A former St. Francis police officer who was fired then charged with illegally accessing recordings of department job interviews wants his case dismissed for lack of ­probable cause.

A.J. Gennaro, 43, was accused of viewing videos of candidates who interviewed for a promotion in the north metro police department and then sharing the videos with others, including a member of the City Council.

The Anoka County Sheriff's Office looked into whether the alleged actions of investigator Gennaro violated a data privacy law that went into effect last Aug. 1, making unauthorized access of data a misdemeanor.

Gennaro, who now lives in Phoenix appeared Monday in Anoka County District Court. His attorney said Gennaro was a "good cop" doing what he thought was the right thing after coming across information that ­troubled him.

The St. Francis City Council fired Gennaro Jan. 5. in the wake of the allegations against him. He was later charged with intercepting and disclosing communication obtained by interception — felonies — and two misdemeanor counts of willfully violating government data practice rules.

According to the criminal complaint, Gennaro was one of five candidates interviewing for a sergeant position with the St. Francis department. On Aug. 7, 2014, before the scheduled interviews, Gennaro used his "secure credentials and department-issued computer" to access the video feed from where the interviews were to take place, the complaint said.

On Aug. 11, 2014, Gennaro approached a City Council member and, according to the complaint, said he believed his recording "contained evidence of misconduct by members of the interview panel." Gennaro then played portions of the videos to the council member and the St. Francis mayor at the mayor's home.

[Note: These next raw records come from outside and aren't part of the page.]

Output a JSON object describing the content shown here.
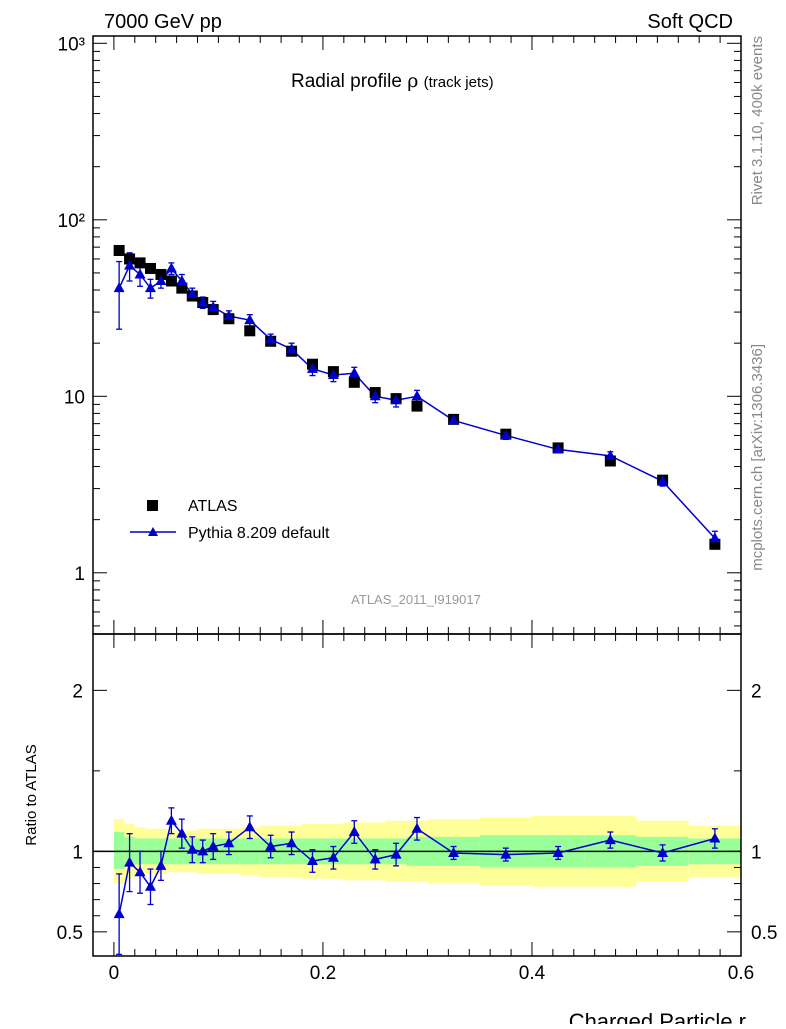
{
  "header": {
    "left": "7000 GeV pp",
    "right": "Soft QCD"
  },
  "side_labels": {
    "top": "Rivet 3.1.10,  400k events",
    "bottom": "mcplots.cern.ch [arXiv:1306.3436]"
  },
  "colors": {
    "atlas": "#000000",
    "pythia": "#0000cc",
    "band_inner": "#99ff99",
    "band_outer": "#ffff99"
  },
  "chart_data": [
    {
      "type": "scatter",
      "panel": "main",
      "title": "Radial profile",
      "title_symbol": "ρ",
      "title_suffix": "(track jets)",
      "watermark": "ATLAS_2011_I919017",
      "xlim": [
        -0.02,
        0.6
      ],
      "ylim": [
        0.45,
        1100
      ],
      "yscale": "log",
      "ytick_labels": [
        "1",
        "10",
        "10²",
        "10³"
      ],
      "legend": {
        "position": "bottom-left",
        "entries": [
          "ATLAS",
          "Pythia 8.209 default"
        ]
      },
      "series": [
        {
          "name": "ATLAS",
          "marker": "square",
          "x": [
            0.005,
            0.015,
            0.025,
            0.035,
            0.045,
            0.055,
            0.065,
            0.075,
            0.085,
            0.095,
            0.11,
            0.13,
            0.15,
            0.17,
            0.19,
            0.21,
            0.23,
            0.25,
            0.27,
            0.29,
            0.325,
            0.375,
            0.425,
            0.475,
            0.525,
            0.575
          ],
          "y": [
            67,
            60,
            57,
            53,
            49,
            45,
            41,
            37,
            34,
            31,
            27.5,
            23.5,
            20.5,
            18,
            15.2,
            13.8,
            12,
            10.5,
            9.7,
            8.8,
            7.4,
            6.1,
            5.1,
            4.3,
            3.35,
            1.45
          ]
        },
        {
          "name": "Pythia 8.209 default",
          "marker": "triangle",
          "x": [
            0.005,
            0.015,
            0.025,
            0.035,
            0.045,
            0.055,
            0.065,
            0.075,
            0.085,
            0.095,
            0.11,
            0.13,
            0.15,
            0.17,
            0.19,
            0.21,
            0.23,
            0.25,
            0.27,
            0.29,
            0.325,
            0.375,
            0.425,
            0.475,
            0.525,
            0.575
          ],
          "y": [
            41,
            55,
            49,
            41,
            45,
            53,
            45,
            38,
            34,
            32,
            28.5,
            27,
            21,
            18.5,
            14.3,
            13.2,
            13.5,
            10,
            9.5,
            10,
            7.3,
            6.0,
            5.0,
            4.6,
            3.3,
            1.57
          ],
          "err": [
            17,
            10,
            7,
            5,
            4,
            4,
            4,
            3,
            2.5,
            2.5,
            2,
            2,
            1.5,
            1.5,
            1.2,
            1.1,
            1.1,
            0.8,
            0.8,
            0.8,
            0.3,
            0.3,
            0.2,
            0.25,
            0.2,
            0.15
          ]
        }
      ]
    },
    {
      "type": "scatter",
      "panel": "ratio",
      "ylabel": "Ratio to ATLAS",
      "xlabel": "Charged Particle r",
      "xlim": [
        -0.02,
        0.6
      ],
      "ylim": [
        0.35,
        2.35
      ],
      "xtick_labels": [
        "0",
        "0.2",
        "0.4",
        "0.6"
      ],
      "ytick_labels": [
        "0.5",
        "1",
        "2"
      ],
      "bands": {
        "x_edges": [
          0,
          0.01,
          0.02,
          0.03,
          0.04,
          0.05,
          0.06,
          0.07,
          0.08,
          0.09,
          0.1,
          0.12,
          0.14,
          0.16,
          0.18,
          0.2,
          0.22,
          0.24,
          0.26,
          0.28,
          0.3,
          0.35,
          0.4,
          0.45,
          0.5,
          0.55,
          0.6
        ],
        "inner_lo": [
          0.89,
          0.91,
          0.92,
          0.92,
          0.92,
          0.92,
          0.92,
          0.92,
          0.92,
          0.92,
          0.92,
          0.92,
          0.92,
          0.92,
          0.92,
          0.92,
          0.92,
          0.92,
          0.92,
          0.91,
          0.91,
          0.9,
          0.9,
          0.9,
          0.91,
          0.92
        ],
        "inner_hi": [
          1.12,
          1.09,
          1.08,
          1.08,
          1.08,
          1.08,
          1.08,
          1.08,
          1.08,
          1.08,
          1.08,
          1.08,
          1.08,
          1.08,
          1.08,
          1.08,
          1.08,
          1.08,
          1.08,
          1.09,
          1.09,
          1.1,
          1.1,
          1.1,
          1.09,
          1.08
        ],
        "outer_lo": [
          0.8,
          0.83,
          0.85,
          0.86,
          0.86,
          0.87,
          0.87,
          0.87,
          0.86,
          0.86,
          0.86,
          0.85,
          0.84,
          0.84,
          0.83,
          0.83,
          0.82,
          0.82,
          0.81,
          0.81,
          0.8,
          0.79,
          0.78,
          0.78,
          0.81,
          0.84
        ],
        "outer_hi": [
          1.2,
          1.17,
          1.15,
          1.14,
          1.14,
          1.13,
          1.13,
          1.13,
          1.14,
          1.14,
          1.14,
          1.15,
          1.16,
          1.16,
          1.17,
          1.17,
          1.18,
          1.18,
          1.19,
          1.19,
          1.2,
          1.21,
          1.22,
          1.22,
          1.19,
          1.16
        ]
      },
      "series": [
        {
          "name": "Pythia 8.209 default",
          "x": [
            0.005,
            0.015,
            0.025,
            0.035,
            0.045,
            0.055,
            0.065,
            0.075,
            0.085,
            0.095,
            0.11,
            0.13,
            0.15,
            0.17,
            0.19,
            0.21,
            0.23,
            0.25,
            0.27,
            0.29,
            0.325,
            0.375,
            0.425,
            0.475,
            0.525,
            0.575
          ],
          "y": [
            0.61,
            0.93,
            0.87,
            0.78,
            0.91,
            1.19,
            1.11,
            1.01,
            1.0,
            1.03,
            1.05,
            1.15,
            1.03,
            1.05,
            0.94,
            0.96,
            1.12,
            0.95,
            0.98,
            1.14,
            0.99,
            0.98,
            0.99,
            1.07,
            0.99,
            1.08
          ],
          "err": [
            0.25,
            0.18,
            0.13,
            0.11,
            0.09,
            0.08,
            0.09,
            0.08,
            0.07,
            0.08,
            0.07,
            0.07,
            0.07,
            0.07,
            0.07,
            0.07,
            0.07,
            0.06,
            0.07,
            0.07,
            0.04,
            0.04,
            0.04,
            0.05,
            0.05,
            0.06
          ]
        }
      ]
    }
  ]
}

A forensic examination showed the footage was saved on Gennaro's work computer, then later deleted, according to the complaint. A search warrant revealed the recording of the interviews played for the council member and mayor.

Peter Wold, Gennaro's attorney, said Monday that Gennaro "didn't hack into any system."

"He didn't hide it. He took it to City Council to show them. He thought it was a good thing to do."

Gennaro's next court date is July 27.

Staff reporter Shannon Prather contributed to this report.